L’invention du jacobinisme occitanophile : Félix Castan et André Benedetto – 1976

siege montauban038 ECRAN

Photographie d'une représentation du Siège de Montauban, pièce d'André Benedetto, 1974

 

L’invention du jacobinisme occitanophile : Félix Castan et André Benedetto – 1976

 

            En marge d’un petit travail sur les notes préparatoires que notre ami Guy Catusse a laissées au moment de sa disparition l’année dernière, consacrées au Siège de Montauban, la pièce d’André Benedetto créée en 1974 pour le Festival d’Occitanie, dont le maître d’œuvre était Félix Castan, ami de Guy, j’ai lu le texte d’une autre pièce de Benedetto, publiée dans le même recueil par l’éditeur P. J. Oswald, Les Drapiers jacobins, montée deux ans plus tard pour le même festival et dans la même complicité avec Castan. Cette pièce où, comme dans la précédente, la langue occitane se fait entendre, fût-ce de manière fort discrète, met en scène la figure au demeurant très improbable d’un Jacobin montalbanais prenant fait et cause pour la langue occitane : Antoine Gautier-Sauzin.

 

La pétition de Gautier-Sauzin

Un montalbanais de ce nom a bien existé : il est le signataire d’un texte pétitionnaire très intéressant, daté du 18 décembre 1791, envoyé au Comité d’Instruction publique de l’Assemblée constituante intitulé Réflexions sur le genre d’instruction publique qui conviendrait à nos campagnes méridionales. Dans cet écrit, où il se présente comme exerçant la profession de « cultivateur » (sans doute s’agit-il d’un propriétaire terrien ou d'un régisseur), ce Gautier-Sauzin pose la question de l’enseignement des habitants des campagnes méridionales qui, selon lui, du fait de leur manque d’instruction, adhèrent à la Révolution, certes, mais avec la conviction d’agir « au nom du roi ». L’auteur de la pétition ne croit pas qu’il soit possible d’enseigner efficacement la langue française aux paysans méridionaux ; destinée à leur demeurer étrangère : « Occupé dès l’âge de raison, aux travaux continuels des champs […], auront-ils le temps de l’étudier et le degré d’intelligence nécessaire pour l’entendre ? ». Non seulement, le paysan n’a pas le temps, mais il n’est pas assez intelligent pour maîtriser la « grammaire raisonnée » du français et comprendre les « subtilités » de « notre langue » – une langue « notre » qui ne saurait donc devenir la « leur ». Malgré ses préjugés sociaux, Gautier-Sauzin partage pourtant indéniablement l’esprit révolutionnaire, en proposant une éducation populaire adaptée : son projet est d’enseigner les paysans du sud dans leurs idiomes propres, en imprimant d’abord des alphabets « gascons, languedociens, provençaux, etc. », et, dans ces mêmes langues, des « leçons préliminaires » destinées aux enfants, puis « un historique succinct, clair et précis de la révolution et des abus qui l’ont […] provoquée », ainsi qu’une « traduction fidèle de la constitution et des lois rurales ». De plus, «moyennant certains honoraires, un particulier instruit serait chargé […] de préparer chaque semaine, et de traduire pour les campagnes des environs, un extrait des nouvelles publiques et nommément des décrets qui les intéresseraient d’une manière directe ».
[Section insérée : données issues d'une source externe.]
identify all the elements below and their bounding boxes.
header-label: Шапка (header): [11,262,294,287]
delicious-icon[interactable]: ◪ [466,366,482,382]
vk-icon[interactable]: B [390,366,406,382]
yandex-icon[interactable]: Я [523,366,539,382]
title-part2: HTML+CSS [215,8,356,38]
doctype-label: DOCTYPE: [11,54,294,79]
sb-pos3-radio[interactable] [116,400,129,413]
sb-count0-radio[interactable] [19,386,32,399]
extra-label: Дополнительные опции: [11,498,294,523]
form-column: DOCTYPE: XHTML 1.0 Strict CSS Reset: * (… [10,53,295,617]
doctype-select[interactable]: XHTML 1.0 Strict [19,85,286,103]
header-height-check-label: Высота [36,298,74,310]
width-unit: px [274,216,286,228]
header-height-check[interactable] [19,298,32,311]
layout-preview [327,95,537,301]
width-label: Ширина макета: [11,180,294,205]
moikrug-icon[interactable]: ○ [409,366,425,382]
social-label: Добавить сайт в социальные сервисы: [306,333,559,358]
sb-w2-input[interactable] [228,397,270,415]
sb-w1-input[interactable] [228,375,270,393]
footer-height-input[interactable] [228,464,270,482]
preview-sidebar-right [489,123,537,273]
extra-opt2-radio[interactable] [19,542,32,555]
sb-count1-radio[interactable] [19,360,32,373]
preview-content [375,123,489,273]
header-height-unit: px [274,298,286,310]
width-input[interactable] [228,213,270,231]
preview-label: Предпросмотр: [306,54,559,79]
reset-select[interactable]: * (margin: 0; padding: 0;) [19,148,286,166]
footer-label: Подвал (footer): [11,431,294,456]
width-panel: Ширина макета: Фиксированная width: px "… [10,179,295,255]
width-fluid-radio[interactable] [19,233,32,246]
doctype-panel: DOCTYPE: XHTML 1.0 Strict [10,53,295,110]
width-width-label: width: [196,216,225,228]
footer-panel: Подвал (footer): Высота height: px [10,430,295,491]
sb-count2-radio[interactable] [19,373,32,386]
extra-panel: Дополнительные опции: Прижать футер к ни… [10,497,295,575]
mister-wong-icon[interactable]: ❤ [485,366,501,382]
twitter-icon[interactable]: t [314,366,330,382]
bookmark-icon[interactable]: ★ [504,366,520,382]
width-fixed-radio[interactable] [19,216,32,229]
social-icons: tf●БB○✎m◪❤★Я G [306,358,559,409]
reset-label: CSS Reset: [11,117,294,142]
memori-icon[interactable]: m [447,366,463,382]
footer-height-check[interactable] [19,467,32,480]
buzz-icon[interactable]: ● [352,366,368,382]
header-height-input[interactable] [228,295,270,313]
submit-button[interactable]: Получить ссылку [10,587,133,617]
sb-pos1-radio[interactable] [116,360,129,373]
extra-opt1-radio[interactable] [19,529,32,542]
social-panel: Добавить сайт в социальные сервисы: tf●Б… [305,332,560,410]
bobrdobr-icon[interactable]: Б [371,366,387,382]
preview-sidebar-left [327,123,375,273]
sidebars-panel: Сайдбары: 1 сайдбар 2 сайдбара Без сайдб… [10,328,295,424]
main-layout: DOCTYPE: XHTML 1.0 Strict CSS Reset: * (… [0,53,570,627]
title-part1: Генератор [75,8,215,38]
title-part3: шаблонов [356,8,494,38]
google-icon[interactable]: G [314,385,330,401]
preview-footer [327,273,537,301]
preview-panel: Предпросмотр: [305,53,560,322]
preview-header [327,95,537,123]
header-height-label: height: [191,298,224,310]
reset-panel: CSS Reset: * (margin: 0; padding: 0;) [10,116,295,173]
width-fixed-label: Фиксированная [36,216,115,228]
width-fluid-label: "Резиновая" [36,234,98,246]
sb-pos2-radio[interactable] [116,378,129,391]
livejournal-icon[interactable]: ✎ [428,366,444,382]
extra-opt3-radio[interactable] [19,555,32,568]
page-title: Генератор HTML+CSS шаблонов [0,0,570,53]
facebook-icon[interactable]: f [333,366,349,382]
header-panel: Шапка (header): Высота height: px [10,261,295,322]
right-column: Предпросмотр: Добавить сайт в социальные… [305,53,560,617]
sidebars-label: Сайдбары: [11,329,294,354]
A la lecture de ce projet d’enseignement succinct, mais suffisant pour les classes rurales, on pourrait avoir l’impression que l’auteur considère aussi la langue dont ces classes devront se contenter comme une sous-langue. Or il n’en est rien : « qu’on ne croit pas que ces divers idiomes méridionaux ne sont que de purs jargons : ce sont de vraies langues, tout aussi anciennes que la plupart de nos langues modernes ; tout aussi riches, tout aussi abondantes en expressions nobles et hardies, en tropes, en métaphores, qu’aucune des langues de l’Europe : les poésies immortelles de Goudelin en sont une preuve sans réplique ». Ce plaidoyer est si vibrant que l’on peut même imaginer que l’invocation convenue de la faiblesse des capacités intellectuelles des ruraux n’est qu’un argument ad hoc, venant justifier la promotion d’une instruction dans les « langues maternelles » des populations méridionales, et l’adoption de standards orthographiques (« on établirait pour chacun de ces idiomes méridionaux une orthographe uniforme et invariable »), afin que ces idiomes soient enfin considérés pour ce qu’ils sont, des langues à part entière, d’égale dignité par rapport aux autres langues européennes. La référence à Godolin montre bien la haute, très haute idée que Gautier-Sauzin se fait de sa langue, comme langue littéraire et de culture.

 

Un Robespierre anti-Grégoire

Ce texte (Archives Nationales F17 309), Castan et Benedetto l’ont lu dans un ouvrage qui venait alors de sortir chez Gallimard et qui eut un grand retentissement : Michel de Certeau, Dominique Julia et Jacques Revel, Une politique de la langue (1975). Il y était présenté comme illustrant « le point de vue fédéraliste ». Et en effet, la position de l’auteur semblait aux antipodes de celle des Jacobins du Comité d’Instruction publique, illustrée en particulier par l’activisme de l’abbé Grégoire qui enquêtait alors sur les patois et allait en 1793 appeler à leur éradication.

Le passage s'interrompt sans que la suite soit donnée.